Qualität und Wirksamkeit der begehrten Liposuktion zur Behandlung des Lipödems entsprechen nicht dem Maßstab der evidenzbasierten Medizin. Ausweislich des Gutachtens der Sozialmedizinischen Expertengruppe 7 "Methoden- und Produktbewertung" zum Thema "Liposuktion bei Lip- und Lymphödemen" vom 6. Oktober 2011, das eine umfassende Auswertung der über den Einsatz von Liposuktion als Methode zur Behandlung von Lipödemen veröffentlichten Studien vornimmt, gab es zum Zeitpunkt der Datenerhebung im Mai 2011 nur zwei kontrollierte Studien, deren Aussagewert nicht ausreichte, um einen langfristigen Nutzen der Liposuktion zu belegen. Alle übrigen im Mai 2011 zugänglichen Veröffentlichungen wiesen einen noch geringeren Aussagewert auf. Daraus folgt, dass die Methode der Liposuktion zur Therapie des Lipödems zu diesem Zeitpunkt noch Gegenstand wissenschaftlicher Diskussion war und weitere randomisierte Studien erforderlich waren, um sie als eine den Kriterien der evidenzbasierten Medizin entsprechende Behandlungsmethode qualifizieren zu können. Daran hat sich nichts geändert (siehe insoweit auch LSG Baden-Württemberg, Urteil vom 1. März 2013 – L 4 KR 3517/11 – juris Rn. 36, und LSG Baden-Württemberg, Urteil vom 27. April 2012 – L 4 KR 595/11 – juris Rn. 37, außerdem Oberverwaltungsgericht Lüneburg, Urteil vom 22. Januar 2013 – 5 LB 50/11 – juris Rn. 31)."
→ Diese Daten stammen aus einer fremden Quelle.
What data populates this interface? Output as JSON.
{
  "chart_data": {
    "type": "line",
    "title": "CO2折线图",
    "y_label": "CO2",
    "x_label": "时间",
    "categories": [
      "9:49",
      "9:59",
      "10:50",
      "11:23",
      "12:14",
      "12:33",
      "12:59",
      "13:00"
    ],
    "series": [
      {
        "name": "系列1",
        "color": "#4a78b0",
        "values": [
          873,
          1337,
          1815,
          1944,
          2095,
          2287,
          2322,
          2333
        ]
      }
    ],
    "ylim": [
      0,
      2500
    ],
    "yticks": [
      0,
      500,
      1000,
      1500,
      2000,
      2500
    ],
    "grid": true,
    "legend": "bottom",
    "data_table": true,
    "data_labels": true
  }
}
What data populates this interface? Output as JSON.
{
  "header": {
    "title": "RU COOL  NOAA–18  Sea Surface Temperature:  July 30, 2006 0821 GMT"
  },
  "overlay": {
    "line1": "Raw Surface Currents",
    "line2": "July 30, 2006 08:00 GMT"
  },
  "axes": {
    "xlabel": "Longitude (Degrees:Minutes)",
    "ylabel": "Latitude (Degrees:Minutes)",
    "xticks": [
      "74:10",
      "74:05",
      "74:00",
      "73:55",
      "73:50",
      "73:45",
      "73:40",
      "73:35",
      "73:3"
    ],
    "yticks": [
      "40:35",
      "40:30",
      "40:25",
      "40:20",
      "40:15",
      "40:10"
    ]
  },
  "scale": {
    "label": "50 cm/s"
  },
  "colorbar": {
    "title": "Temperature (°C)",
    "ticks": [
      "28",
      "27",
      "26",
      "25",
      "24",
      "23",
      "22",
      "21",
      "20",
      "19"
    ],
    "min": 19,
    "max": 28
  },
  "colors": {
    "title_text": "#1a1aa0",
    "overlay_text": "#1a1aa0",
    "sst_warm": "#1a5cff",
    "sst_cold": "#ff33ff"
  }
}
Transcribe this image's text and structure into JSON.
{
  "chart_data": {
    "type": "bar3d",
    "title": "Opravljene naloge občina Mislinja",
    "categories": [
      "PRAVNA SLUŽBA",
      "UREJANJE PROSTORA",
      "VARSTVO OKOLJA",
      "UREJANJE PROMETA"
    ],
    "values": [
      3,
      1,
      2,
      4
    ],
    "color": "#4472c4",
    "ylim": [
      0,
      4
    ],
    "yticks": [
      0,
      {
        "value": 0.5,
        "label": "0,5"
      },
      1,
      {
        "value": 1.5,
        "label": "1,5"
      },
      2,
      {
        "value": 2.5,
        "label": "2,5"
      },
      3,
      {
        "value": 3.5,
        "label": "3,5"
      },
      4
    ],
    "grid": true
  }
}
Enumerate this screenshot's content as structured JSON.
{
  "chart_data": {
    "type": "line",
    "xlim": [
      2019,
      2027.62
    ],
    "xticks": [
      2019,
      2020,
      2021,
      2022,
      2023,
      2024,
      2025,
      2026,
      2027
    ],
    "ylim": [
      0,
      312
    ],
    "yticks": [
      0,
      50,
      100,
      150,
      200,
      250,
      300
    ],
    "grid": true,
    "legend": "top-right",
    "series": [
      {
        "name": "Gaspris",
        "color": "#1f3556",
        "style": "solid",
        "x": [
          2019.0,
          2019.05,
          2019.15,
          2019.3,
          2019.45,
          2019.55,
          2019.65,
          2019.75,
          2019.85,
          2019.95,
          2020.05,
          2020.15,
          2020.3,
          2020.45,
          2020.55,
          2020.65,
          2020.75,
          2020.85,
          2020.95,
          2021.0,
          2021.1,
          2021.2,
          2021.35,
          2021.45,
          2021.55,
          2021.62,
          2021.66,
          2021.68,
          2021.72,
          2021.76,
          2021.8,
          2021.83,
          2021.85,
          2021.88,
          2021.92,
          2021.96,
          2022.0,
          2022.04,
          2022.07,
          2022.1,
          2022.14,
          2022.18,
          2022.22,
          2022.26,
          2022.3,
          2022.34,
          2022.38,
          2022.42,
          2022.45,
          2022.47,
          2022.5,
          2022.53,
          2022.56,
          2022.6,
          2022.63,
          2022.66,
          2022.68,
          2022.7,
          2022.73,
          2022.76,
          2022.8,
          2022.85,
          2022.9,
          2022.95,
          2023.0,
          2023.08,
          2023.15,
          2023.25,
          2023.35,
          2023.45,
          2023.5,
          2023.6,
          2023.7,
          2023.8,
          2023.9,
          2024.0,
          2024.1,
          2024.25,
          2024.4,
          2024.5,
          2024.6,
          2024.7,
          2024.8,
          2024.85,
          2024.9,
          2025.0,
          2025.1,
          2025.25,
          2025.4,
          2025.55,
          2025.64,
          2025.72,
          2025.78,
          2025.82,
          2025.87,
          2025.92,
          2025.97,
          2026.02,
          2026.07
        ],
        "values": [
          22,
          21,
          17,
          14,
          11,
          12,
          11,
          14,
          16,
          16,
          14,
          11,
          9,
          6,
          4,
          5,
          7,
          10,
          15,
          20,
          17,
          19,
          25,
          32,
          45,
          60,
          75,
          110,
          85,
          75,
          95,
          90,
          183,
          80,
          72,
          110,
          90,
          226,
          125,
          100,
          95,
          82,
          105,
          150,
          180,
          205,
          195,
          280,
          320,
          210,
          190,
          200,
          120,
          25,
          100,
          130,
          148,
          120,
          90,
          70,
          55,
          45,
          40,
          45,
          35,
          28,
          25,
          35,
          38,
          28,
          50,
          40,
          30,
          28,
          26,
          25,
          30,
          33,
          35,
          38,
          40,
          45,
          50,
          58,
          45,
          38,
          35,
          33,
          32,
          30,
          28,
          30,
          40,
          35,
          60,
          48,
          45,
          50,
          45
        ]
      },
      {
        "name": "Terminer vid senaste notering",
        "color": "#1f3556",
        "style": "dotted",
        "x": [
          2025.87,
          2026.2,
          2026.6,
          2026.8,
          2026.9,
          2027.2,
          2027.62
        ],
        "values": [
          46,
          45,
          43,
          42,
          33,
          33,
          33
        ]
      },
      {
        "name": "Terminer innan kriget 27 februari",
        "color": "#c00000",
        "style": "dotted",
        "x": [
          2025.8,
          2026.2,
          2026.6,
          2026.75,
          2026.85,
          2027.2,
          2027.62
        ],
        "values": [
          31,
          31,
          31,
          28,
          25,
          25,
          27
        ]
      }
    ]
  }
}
Soweit die Klägerin schließlich Zweifel an der Verwertbarkeit des vom MDK erstellten Gutachtens vom 15. Januar 2015 im gerichtlichen Verfahren hegt, vermag sie damit nicht durchzudringen. Der MDK ist nicht in die Verwaltungseinheit der Krankenkassen eingebunden, sondern institutionell von diesen getrennt (siehe hierzu und zum Folgenden BSG, Urteil vom 14. Dezember 2000 – B 3 P 5/00 R - juris Rn. 12, LSG Baden-Württemberg, Urteil vom 1. März 2013 – L 4 KR 3517/11 – juris Rn. 36 sowie der erkennende Senat, Urteil vom 16. Januar 2014 – L 1 KR 229/10 – juris Rn. 52). Es handelt sich auf Länderebene jeweils um eigenständige Körperschaften des öffentlichen Rechts (§ 278 Abs. 1 SGB V). Um auch den Anschein eines Weisungsverhältnisses zwischen Kranken- oder Pflegekassen und den Ärzten des MDK auszuschließen, stellt § 275 Abs. 5 SGB V ausdrücklich klar, dass die Ärzte des MDK bei der Wahrnehmung ihrer medizinischen Aufgaben nur ihrem ärztlichen Gewissen unterworfen sind. Gutachten des MDK können deshalb auch im gerichtlichen Verfahren verwertet werden (so auch BSG, Beschluss vom 23. Dezember 2004 – B 1 84/04 R – juris Rn. 5).

2. Die Kostenentscheidung beruht auf § 193 SGG.

3. Gründe, die Revision zuzulassen, bestehen auch unter Berücksichtigung des Vortrags des Klägervertreters nicht (§ 160 Abs. 2 SGG).